Nevertheless, it is not the case, he concedes, that the Church has always and everywhere been only on the side of violence in promotion of selected interests. The Church has not quite lost total credibility insofar as it has tried to maintain a call for justice, however poorly realized. And that call sometimes requires the use of violence. In doing so, we may not think it terribly loving to kill certain people--the love may not, he says, be very "perspicuous"--but we cannot conclude that such actions, sinful though they are, are totally lacking in love. They are motivated by love for the innocent who are suffering injustice. To that extent, then, we may describe violence not as intrinsically wrong but as at least partially loving.

Here McCabe knows his Christian history in ways that almost all of us today have forgotten. Here I was reminded of something Phillip Jenkins documents in hair-raising detail from just a century ago, and Jonathan-Riley Smith documents for at least ten centuries before that: the Christian tradition, until the aftermath of the First and then Second World Wars, never saw violence as intrinsically wrong and always to be avoided. That perspective, it seems to me, is a purely post-1945 development aided, in part, by popes going to the UN in New York to pound the podium and (ahem) pontificate "War no more!" Until those developments, the Christian tradition for the overwhelming part of its history did not presuppose that violence was ruled out of course with prejudice. Rather, it evaluated the use of violence based on broader moral considerations, including righting injustice and protecting the innocent.Thus it gave us the just war tradition, which tradition McCabe invokes here by saying that "the only just war is the class war, the struggle of the working class against the exploiters. No war is just except insofar as it is part of this struggle" (197).

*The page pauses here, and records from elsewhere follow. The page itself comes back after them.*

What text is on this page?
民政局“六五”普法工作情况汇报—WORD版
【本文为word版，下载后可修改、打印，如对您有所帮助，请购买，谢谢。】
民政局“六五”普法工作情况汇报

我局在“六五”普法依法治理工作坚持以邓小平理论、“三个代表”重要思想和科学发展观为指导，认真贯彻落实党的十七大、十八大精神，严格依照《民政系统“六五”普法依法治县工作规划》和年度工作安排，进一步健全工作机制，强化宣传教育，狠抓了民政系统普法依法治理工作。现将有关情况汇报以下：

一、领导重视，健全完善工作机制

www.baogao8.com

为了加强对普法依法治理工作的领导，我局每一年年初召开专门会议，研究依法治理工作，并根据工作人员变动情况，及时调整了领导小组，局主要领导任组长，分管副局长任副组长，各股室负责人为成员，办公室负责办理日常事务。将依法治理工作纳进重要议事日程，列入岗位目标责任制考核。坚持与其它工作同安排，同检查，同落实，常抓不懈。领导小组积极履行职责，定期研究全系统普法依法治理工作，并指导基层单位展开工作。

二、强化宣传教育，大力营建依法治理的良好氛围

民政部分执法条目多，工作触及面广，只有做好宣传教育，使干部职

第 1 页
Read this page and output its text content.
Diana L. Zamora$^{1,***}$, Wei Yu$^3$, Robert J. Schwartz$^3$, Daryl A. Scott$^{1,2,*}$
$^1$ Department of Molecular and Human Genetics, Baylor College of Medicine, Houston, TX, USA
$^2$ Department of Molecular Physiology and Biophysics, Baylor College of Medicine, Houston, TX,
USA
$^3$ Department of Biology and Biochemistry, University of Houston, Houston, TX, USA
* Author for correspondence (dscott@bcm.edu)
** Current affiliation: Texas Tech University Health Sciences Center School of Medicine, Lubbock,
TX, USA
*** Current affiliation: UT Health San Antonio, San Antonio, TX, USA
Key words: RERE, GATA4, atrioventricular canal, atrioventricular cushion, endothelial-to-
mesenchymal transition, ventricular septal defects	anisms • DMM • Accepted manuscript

Having said that, however, he immediately returns to his earlier point to reiterate that "violence can have very little part in the class struggle as such" right now given current conditions (197), not least the overwhelming preponderance of force on the side of the ruling class.

Finally, in his closing paragraphs, McCabe almost anticipates what I said above about it being a theological mistake to condone violence because Christ forswore its use: "we cannot imagine Jesus taking part in such violence; he was wholly and entirely a perspicuous example of what love means; he was and is the presence of the Kingdom itself; we, however, are only on the road towards it" (197).

That road is rooted in the present but already concluded in the future. As a result, we can see with two sets of eyes: the injustice of the present, but its destruction and forgiveness in the future. As a result, Christians cannot hate anybody, even those who exploit the poor or inflict other injustices. The Christian engaged in class warfare can only do so once he understands that "hatred is impossible" and that even one's class enemies are those for whom Christ also died.